Brian, Beyonce, Richelle, and Amy agreed that that made sense.  "So how do we stop you?"

"You can use the app I U2-ed onto everyone's phones, but you still need need the code," he pulled an index card with handwriting on it out of his pocket, "You'll have to pry it from my cold," Amy shot him, "living hands.  I was going to say 'cold, living hands.'"

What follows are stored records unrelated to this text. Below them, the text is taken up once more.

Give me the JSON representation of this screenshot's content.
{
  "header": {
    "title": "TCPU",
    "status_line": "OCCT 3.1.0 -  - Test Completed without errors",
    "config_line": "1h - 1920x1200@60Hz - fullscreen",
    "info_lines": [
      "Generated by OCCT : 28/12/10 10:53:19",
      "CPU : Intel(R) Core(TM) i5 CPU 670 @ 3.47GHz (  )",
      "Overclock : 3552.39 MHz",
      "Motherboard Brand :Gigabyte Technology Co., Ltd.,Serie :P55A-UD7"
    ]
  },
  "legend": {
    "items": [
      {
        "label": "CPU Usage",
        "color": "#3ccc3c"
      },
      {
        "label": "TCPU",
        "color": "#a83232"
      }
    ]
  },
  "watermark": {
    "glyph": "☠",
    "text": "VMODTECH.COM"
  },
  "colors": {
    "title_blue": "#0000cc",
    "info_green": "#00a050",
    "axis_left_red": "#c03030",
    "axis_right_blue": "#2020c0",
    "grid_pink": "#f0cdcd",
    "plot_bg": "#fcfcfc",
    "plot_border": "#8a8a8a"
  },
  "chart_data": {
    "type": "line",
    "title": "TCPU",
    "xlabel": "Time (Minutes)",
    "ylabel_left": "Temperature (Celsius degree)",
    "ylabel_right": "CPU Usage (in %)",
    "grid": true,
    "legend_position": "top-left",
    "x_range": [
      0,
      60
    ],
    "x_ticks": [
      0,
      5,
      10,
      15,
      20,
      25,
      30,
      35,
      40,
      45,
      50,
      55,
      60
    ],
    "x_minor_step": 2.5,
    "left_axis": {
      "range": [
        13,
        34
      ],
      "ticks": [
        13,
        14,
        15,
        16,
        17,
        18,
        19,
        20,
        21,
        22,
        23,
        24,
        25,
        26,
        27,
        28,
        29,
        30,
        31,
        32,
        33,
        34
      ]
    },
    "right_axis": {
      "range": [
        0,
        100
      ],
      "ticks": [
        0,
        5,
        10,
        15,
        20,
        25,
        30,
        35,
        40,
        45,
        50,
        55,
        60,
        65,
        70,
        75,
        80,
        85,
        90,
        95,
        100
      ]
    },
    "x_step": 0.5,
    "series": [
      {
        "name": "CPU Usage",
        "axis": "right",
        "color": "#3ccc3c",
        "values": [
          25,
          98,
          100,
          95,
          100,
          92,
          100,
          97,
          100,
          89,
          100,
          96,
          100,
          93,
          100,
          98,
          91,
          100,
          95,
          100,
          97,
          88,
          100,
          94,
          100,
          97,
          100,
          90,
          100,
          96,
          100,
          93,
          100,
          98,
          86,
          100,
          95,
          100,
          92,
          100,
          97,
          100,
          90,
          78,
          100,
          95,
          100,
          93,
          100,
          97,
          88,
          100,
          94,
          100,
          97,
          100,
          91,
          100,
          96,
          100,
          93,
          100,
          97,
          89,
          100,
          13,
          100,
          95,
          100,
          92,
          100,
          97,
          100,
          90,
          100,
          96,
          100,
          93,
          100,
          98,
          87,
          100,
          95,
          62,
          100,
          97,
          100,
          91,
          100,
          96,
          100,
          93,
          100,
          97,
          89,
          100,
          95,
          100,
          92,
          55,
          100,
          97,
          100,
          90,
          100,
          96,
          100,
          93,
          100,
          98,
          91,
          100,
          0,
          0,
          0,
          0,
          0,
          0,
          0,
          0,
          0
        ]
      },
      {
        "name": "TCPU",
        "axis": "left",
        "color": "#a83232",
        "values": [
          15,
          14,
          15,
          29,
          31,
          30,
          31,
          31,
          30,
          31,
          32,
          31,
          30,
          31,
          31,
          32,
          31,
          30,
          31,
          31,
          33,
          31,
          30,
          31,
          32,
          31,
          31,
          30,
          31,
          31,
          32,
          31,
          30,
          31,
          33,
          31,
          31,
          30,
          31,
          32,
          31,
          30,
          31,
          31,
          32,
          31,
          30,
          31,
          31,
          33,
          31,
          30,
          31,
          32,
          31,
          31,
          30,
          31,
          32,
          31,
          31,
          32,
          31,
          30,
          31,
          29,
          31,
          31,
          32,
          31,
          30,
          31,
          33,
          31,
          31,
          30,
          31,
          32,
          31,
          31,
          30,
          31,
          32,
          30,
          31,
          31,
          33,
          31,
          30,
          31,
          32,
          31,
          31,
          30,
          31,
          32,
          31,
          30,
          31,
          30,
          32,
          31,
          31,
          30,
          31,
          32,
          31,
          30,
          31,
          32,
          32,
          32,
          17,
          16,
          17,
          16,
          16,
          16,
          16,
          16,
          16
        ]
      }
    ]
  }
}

Beyonce pried the code from his cold, dead hands while Richelle opened the app.  She put in the code and suddenly there were only two people standing there.

"What happened?" asked Rian Brolaine.

"I see, it's a four, not a nine.  You accidentally combined our universes into one amalgamation," said Amonce YonceGre.

Richelle put in the code with all the right numbers.  The universes separated and the hole disappeared from the sky.  Our four heroes looked around to make sure everything was back to normal.

"Well, I guess we'll be going," said Beyonce.  She took out her left shoelace and handed it to Richelle.  "If you ever want to visit our universe just touch this and say 'I'd like to be elsewhere.'"

The heroes of Earth Two and Earth Seven went their separate ways.

The End.

Or is it?

"It is," said Beyonce.  "That shoelace does nothing."